Tuesday morning at Nissan Headquarters in Franklin, the global car company announced a partnership with ride-share app Hytch. With a new smartphone application, the companies hope to increase carpools and reduce congestion — and to do it by paying people who participate.
Mark Cleveland, Hytch founder, and William Mattiace, a Nissan communications manager, took reporters along for the first official ride to demonstrate how the app works.
The app, Hytch Rewards, lets you set up shared rides with people in your contact list, not strangers, and rewards all involved with 5 cents per mile for an act that takes a car off the road. Cleveland said he hopes to get that up to more than 50 cents per mile, eventually. The app will be available for download on February 9, and anyone can sign up early here.
“We are excited to be doing something here that we hope will help with congestion, and that we with Hytch have been working hard for a long time on,” Dan Teeter, director of vehicle connected services for Nissan North America, said.
Last summer Cleveland founded Hytch, a free app hoping to “build carpooling into the mass transit solution of today” by connecting people with similar commutes to share rides. The process is coming to fruition now with the February launch.

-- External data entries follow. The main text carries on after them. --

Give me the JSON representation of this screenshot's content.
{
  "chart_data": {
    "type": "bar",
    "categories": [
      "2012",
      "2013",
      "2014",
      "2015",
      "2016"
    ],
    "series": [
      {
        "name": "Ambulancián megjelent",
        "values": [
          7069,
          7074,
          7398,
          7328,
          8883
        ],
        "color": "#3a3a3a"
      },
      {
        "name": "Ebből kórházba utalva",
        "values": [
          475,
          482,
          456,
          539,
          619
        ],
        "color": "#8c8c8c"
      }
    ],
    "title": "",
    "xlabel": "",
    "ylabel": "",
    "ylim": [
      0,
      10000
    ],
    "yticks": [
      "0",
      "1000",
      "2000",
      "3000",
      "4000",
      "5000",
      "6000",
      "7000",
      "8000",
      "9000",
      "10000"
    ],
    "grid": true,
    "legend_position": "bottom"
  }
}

This new partnership with Nissan, and the new app, takes things a step further by paying riders. Payments are received through PayPal, and are redeemable in increments of $10.

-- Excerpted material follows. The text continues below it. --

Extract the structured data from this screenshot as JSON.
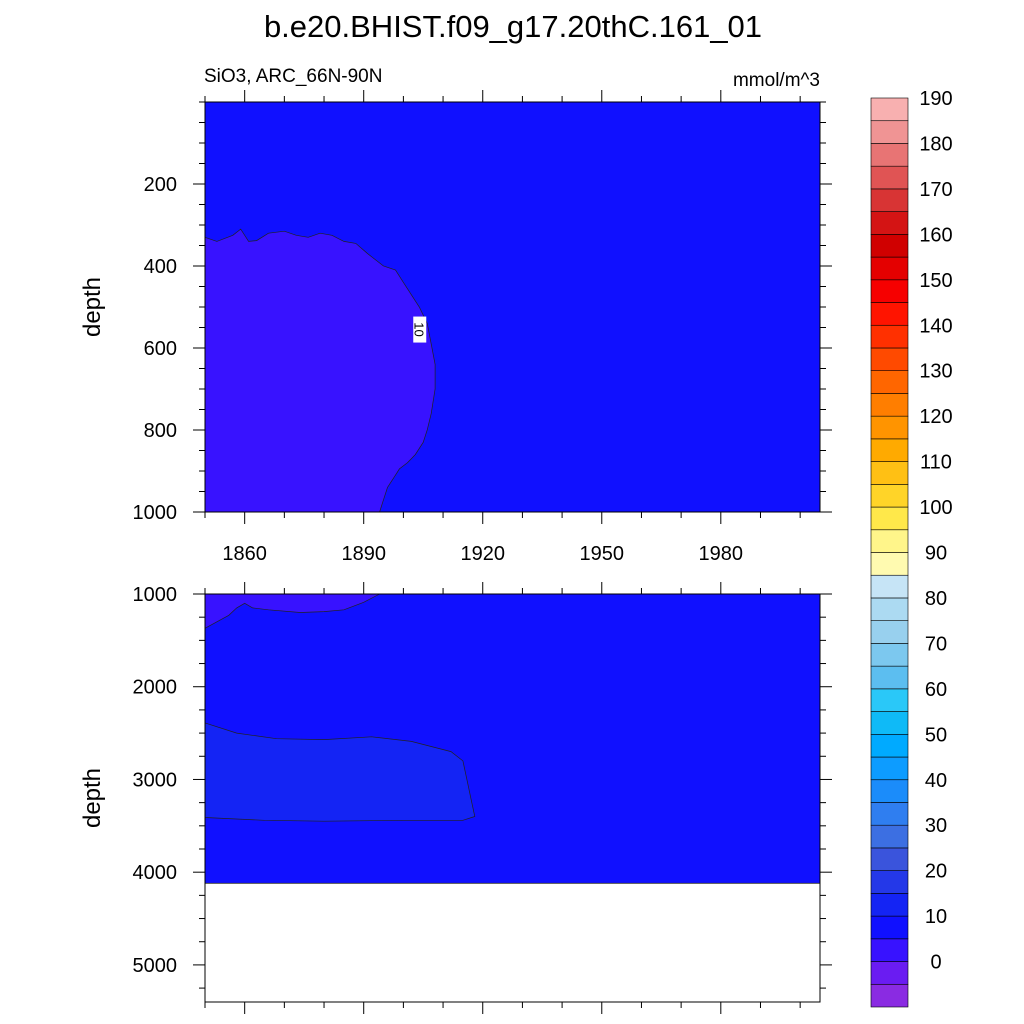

The idea taps into the huge opportunity for carpooling not being taken advantage of.
“We’re a car culture in Nashville and in the state of Tennessee, yet we’ve got the sixth-most HOV lane miles of anywhere in the country,” Cleveland said. “We have the infrastructure of a car-sharing culture, but we just have [the wrong] carrots and sticks, so we all pile onto the highway at the same time and act like we’ve got a problem when in fact we have an opportunity.”
Hytch takes that opportunity, and puts it to work to reduce the number of cars on the road, improve air quality, and reduce parking issues.
“The only way to address traffic congestion is to create car-centric incentives to take cars off the road,” Cleveland said.
The incentives, he said, are a way to create a “necessary evolution” of driving behavior.
Hytch’s mission is to take cars off the road by building a virtual mass transit network using free technology that everyone can use to easily get neighbors into the empty seats of existing cars on the road. By using Hytch tracking systems for safety, reliability and payment processing, you share the cost of a ride.